Overview

CPX-351 as a Novel Approach for the Treatment of Older Patients With AML and MDS

Status:
Recruiting
Trial end date:
2025-12-01
Target enrollment:
0
Participant gender:
All
Summary
The purpose of this study is to evaluate how effective lower doses of CPX-351 are in older participants with relapsed/refractory acute myeloid leukemia (AML) who are not eligible to receive intensive chemotherapy and in participants with myelodysplastic syndromes (MDS) after Hypomethylating Agents (HMA) failure.
Phase:
Phase 2
Accepts Healthy Volunteers?
No
Details
Lead Sponsor:
Case Comprehensive Cancer Center
Criteria
Inclusion Criteria:

- Primary refractory or relapsed AML (defined by 2016 World Health Organization [WHO]
criteria) patients who are not suitable for or not willing to receive intensive
chemotherapy as evaluated by the treating physician.
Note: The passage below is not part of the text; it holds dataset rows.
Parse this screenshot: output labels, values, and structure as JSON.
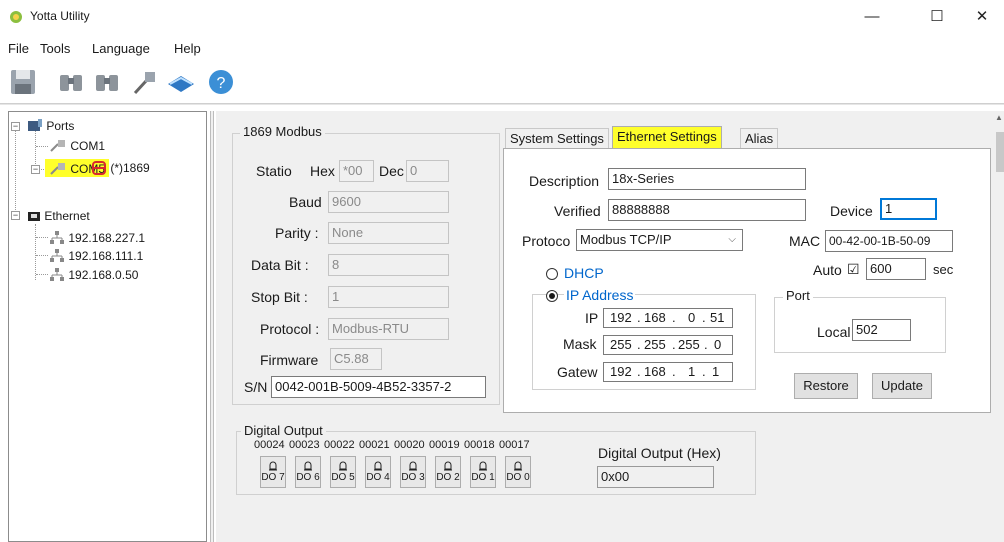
{
  "window": {
    "title": "Yotta Utility",
    "minimize": "—",
    "maximize": "☐",
    "close": "✕"
  },
  "menu": [
    "File",
    "Tools",
    "Language",
    "Help"
  ],
  "tree": {
    "ports": "Ports",
    "com1": "COM1",
    "com5": "COM5",
    "device": "(*)1869",
    "ethernet": "Ethernet",
    "hosts": [
      "192.168.227.1",
      "192.168.111.1",
      "192.168.0.50"
    ]
  },
  "modbus": {
    "group_title": "1869 Modbus",
    "station_label": "Statio",
    "hex_label": "Hex",
    "hex_value": "*00",
    "dec_label": "Dec",
    "dec_value": "0",
    "baud_label": "Baud",
    "baud_value": "9600",
    "parity_label": "Parity :",
    "parity_value": "None",
    "databit_label": "Data Bit :",
    "databit_value": "8",
    "stopbit_label": "Stop Bit :",
    "stopbit_value": "1",
    "protocol_label": "Protocol :",
    "protocol_value": "Modbus-RTU",
    "firmware_label": "Firmware",
    "firmware_value": "C5.88",
    "sn_label": "S/N",
    "sn_value": "0042-001B-5009-4B52-3357-2"
  },
  "tabs": [
    "System Settings",
    "Ethernet Settings",
    "Alias"
  ],
  "ethernet": {
    "description_label": "Description",
    "description_value": "18x-Series",
    "verified_label": "Verified",
    "verified_value": "88888888",
    "device_label": "Device",
    "device_value": "1",
    "protocol_label": "Protoco",
    "protocol_value": "Modbus TCP/IP",
    "mac_label": "MAC",
    "mac_value": "00-42-00-1B-50-09",
    "auto_label": "Auto",
    "auto_checked": "☑",
    "auto_value": "600",
    "sec_label": "sec",
    "dhcp_label": "DHCP",
    "ipaddr_label": "IP Address",
    "ip_label": "IP",
    "ip": [
      "192",
      "168",
      "0",
      "51"
    ],
    "mask_label": "Mask",
    "mask": [
      "255",
      "255",
      "255",
      "0"
    ],
    "gateway_label": "Gatew",
    "gateway": [
      "192",
      "168",
      "1",
      "1"
    ],
    "port_group": "Port",
    "local_label": "Local",
    "local_value": "502",
    "restore": "Restore",
    "update": "Update"
  },
  "digital_output": {
    "group_title": "Digital Output",
    "numbers": [
      "00024",
      "00023",
      "00022",
      "00021",
      "00020",
      "00019",
      "00018",
      "00017"
    ],
    "buttons": [
      "DO 7",
      "DO 6",
      "DO 5",
      "DO 4",
      "DO 3",
      "DO 2",
      "DO 1",
      "DO 0"
    ],
    "hex_label": "Digital Output (Hex)",
    "hex_value": "0x00"
  },
  "colors": {
    "highlight": "#ffff2b",
    "link_blue": "#0066cc",
    "focus_border": "#0078d7"
  }
}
Primary refractory disease is
defined as:

- Failure to achieve a CR, CRi, or mLFS (defined as <5% Bone Marrow (BM) blasts)
after receiving 1 or 2 cycles of remission induction chemotherapy.

- Failure to achieve a CR, CRi, or MLFS (defined as <5% BM blasts) after receiving
4 cycles of non-intensive chemotherapy or whose disease progressed at any time
point during the treatment.

- Participants with MDS (according to 2016 WHO criteria) who did not respond to
treatment with azacitidine, decitabine, or combination of HMA with another drug or
lost their response to initial therapy with HMA.

- Eastern Cooperative Oncology Group (ECOG) performance status <=2

- Adequate hepatic (serum total bilirubin < 1.5 x ULN, Serum glutamic pyruvic
transaminase (SGPT) and/or serum glutamate oxaloacetate transaminase (SGOT) <2.5 x
ULN) and renal function (creatinine < 1.5mg/dL).

- Participants must be willing and able to review, understand, and provide written
consent before starting therapy.

Exclusion Criteria:

- Active signs or symptoms of central nervous system (CNS) involvement by malignancy
(lumbar puncture [LP] not required).

- Prior 7+3 remission induction chemotherapy for MDS or AML

- More than 2 lines of prior non-intensive therapy.

- New York Heart Association (NYHA) class III or IV heart disease, active ischemia or
any other uncontrolled cardiac condition such as angina pectoris, clinically
significant cardiac arrhythmia on rhythm control strategy or on pacemaker,
uncontrolled hypertension (blood pressure > 160 systolic and > 110 diastolic not
responsive to antihypertensive medication)

- Acute myocardial infarction in the previous 12 weeks (from the start of treatment).

- Any serious medical condition, laboratory abnormality, or psychiatric illness that, in
the view of the treating physician, would place the participant at an unacceptable
risk if he or she were to participate in the study or would prevent that person from
giving informed consent.

- Any active malignancy (unrelated, non-hematological malignancy) diagnosed within the
past 6 months of starting the study drug (other than curatively treated
carcinoma-in-situ of the cervix or non-melanoma skin cancer).

- History of allergic reactions attributed to compounds of similar chemical or biologic
composition to CPX-351.

- Subjects with uncontrolled intercurrent illness including, but not limited to ongoing
or active infection, symptomatic congestive heart failure, unstable angina pectoris,
uncontrolled cardiac arrhythmia, or psychiatric illness/social situations that would
limit compliance with study requirements.

- Known history of HIV or active hepatitis B or C.

- No major surgery within 2 weeks prior to study enrollment.

- Pregnant or breast feeding

- Male and female participants who are fertile who do not agree to use an effective
barrier methods of birth control (i.e. abstinence) to avoid pregnancy while receiving
study treatment and for 30 days after last dose of study treatment. Non-childbearing
is defined as > 1 year postmenopausal or surgically sterilized.